The project also required debottlenecking of the existing power systems, he says.
“We could have added power on FPSO Girassol, but the big problem with adding power is that power needs space. So the idea here was to recover power from Dalia and connect the two FPSOs.”
Technology boost
As ultra-deepwater fields enter later life, operators are facing significant technological and economic challenges.
“Wringing the last barrel from a deepwater field costs a lot of money,” Charlez says. “And the low cost of oil today goes against extensive redevelopment of deepwater fields.”
In general, he says, the cost of a shallow-water redevelopment runs about 25% of a field’s initial development costs, for a typical return rate of 10% to 15% more oil. “So the cost per barrel is high,” he notes. The margins can be tighter for deepwater redevelopments.
“Redeveloping Rosa with a specific FPSO would not have been economic.
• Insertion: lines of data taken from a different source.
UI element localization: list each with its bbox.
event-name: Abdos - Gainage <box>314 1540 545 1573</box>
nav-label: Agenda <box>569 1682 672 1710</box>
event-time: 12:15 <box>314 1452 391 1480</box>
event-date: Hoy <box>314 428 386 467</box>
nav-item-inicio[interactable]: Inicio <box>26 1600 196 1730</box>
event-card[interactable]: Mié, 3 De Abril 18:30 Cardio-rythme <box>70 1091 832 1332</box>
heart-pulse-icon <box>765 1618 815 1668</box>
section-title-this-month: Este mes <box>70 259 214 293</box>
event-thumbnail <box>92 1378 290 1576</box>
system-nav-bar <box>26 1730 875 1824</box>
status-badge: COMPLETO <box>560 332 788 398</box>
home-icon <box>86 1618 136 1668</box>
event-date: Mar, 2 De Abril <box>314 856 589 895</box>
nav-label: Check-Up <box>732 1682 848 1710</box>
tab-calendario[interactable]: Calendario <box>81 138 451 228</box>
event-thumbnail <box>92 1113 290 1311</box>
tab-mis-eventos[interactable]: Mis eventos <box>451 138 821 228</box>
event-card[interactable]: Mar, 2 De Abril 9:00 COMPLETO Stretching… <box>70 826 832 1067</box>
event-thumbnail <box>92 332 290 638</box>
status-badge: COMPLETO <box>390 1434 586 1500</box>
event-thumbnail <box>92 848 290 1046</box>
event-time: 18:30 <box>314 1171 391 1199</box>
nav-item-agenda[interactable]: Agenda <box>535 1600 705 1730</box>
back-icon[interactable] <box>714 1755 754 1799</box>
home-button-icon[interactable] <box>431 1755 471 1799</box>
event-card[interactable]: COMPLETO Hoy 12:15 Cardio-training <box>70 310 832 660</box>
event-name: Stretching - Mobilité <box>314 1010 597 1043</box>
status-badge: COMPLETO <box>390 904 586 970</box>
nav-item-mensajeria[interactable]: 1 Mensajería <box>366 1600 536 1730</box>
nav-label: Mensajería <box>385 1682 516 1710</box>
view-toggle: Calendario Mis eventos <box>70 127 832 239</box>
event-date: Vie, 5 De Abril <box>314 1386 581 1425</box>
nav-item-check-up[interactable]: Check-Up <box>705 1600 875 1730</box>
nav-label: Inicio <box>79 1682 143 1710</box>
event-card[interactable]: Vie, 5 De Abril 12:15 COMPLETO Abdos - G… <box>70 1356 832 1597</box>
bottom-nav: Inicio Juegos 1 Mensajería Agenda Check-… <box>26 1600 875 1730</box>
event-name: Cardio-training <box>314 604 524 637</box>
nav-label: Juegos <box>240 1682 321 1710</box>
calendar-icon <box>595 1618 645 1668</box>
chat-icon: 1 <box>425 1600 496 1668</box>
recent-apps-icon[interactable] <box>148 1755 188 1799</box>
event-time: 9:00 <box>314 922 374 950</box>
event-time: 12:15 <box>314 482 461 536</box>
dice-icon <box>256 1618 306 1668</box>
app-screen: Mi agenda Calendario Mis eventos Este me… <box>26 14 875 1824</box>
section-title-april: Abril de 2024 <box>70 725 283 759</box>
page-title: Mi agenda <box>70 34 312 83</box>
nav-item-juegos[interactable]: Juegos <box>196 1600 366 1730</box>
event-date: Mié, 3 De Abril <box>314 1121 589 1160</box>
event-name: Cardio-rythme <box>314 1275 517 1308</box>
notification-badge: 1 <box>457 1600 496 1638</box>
Good technology ideas, such as subsea multiphase pumping, and using the existing facilities with existing power, were the only solutions that could make such a development economic.
“Bad economics can be a strong booster of technology,” he adds, citing the dramatic increase in oil and gas industry patents in the wake of the first major oil shock of the late 1970s. “When you have a difficult economic situation, people think more.”
However, successful redevelopment of ultra-deepwater brownfields will require more than technology.
“As for any other mature fields, such projects are executed on facilities in production and require managing complex SIMOPS (simultaneous operations) activities to minimise the production losses.”
The challenge is compounded on FPSOs and other floating production facilities, where redevelopment work often must share space with accommodations, drilling activities and maintenance work.
Charlez expects more subsea multiphase pump systems will be deployed in the coming years as deepwater fields in West Africa, Brazil and the Gulf of Mexico reach maturity.
“This was one of the first projects of this type because Girassol was one of the first greenfield developments in deepwater,” he says. “There will be many more.”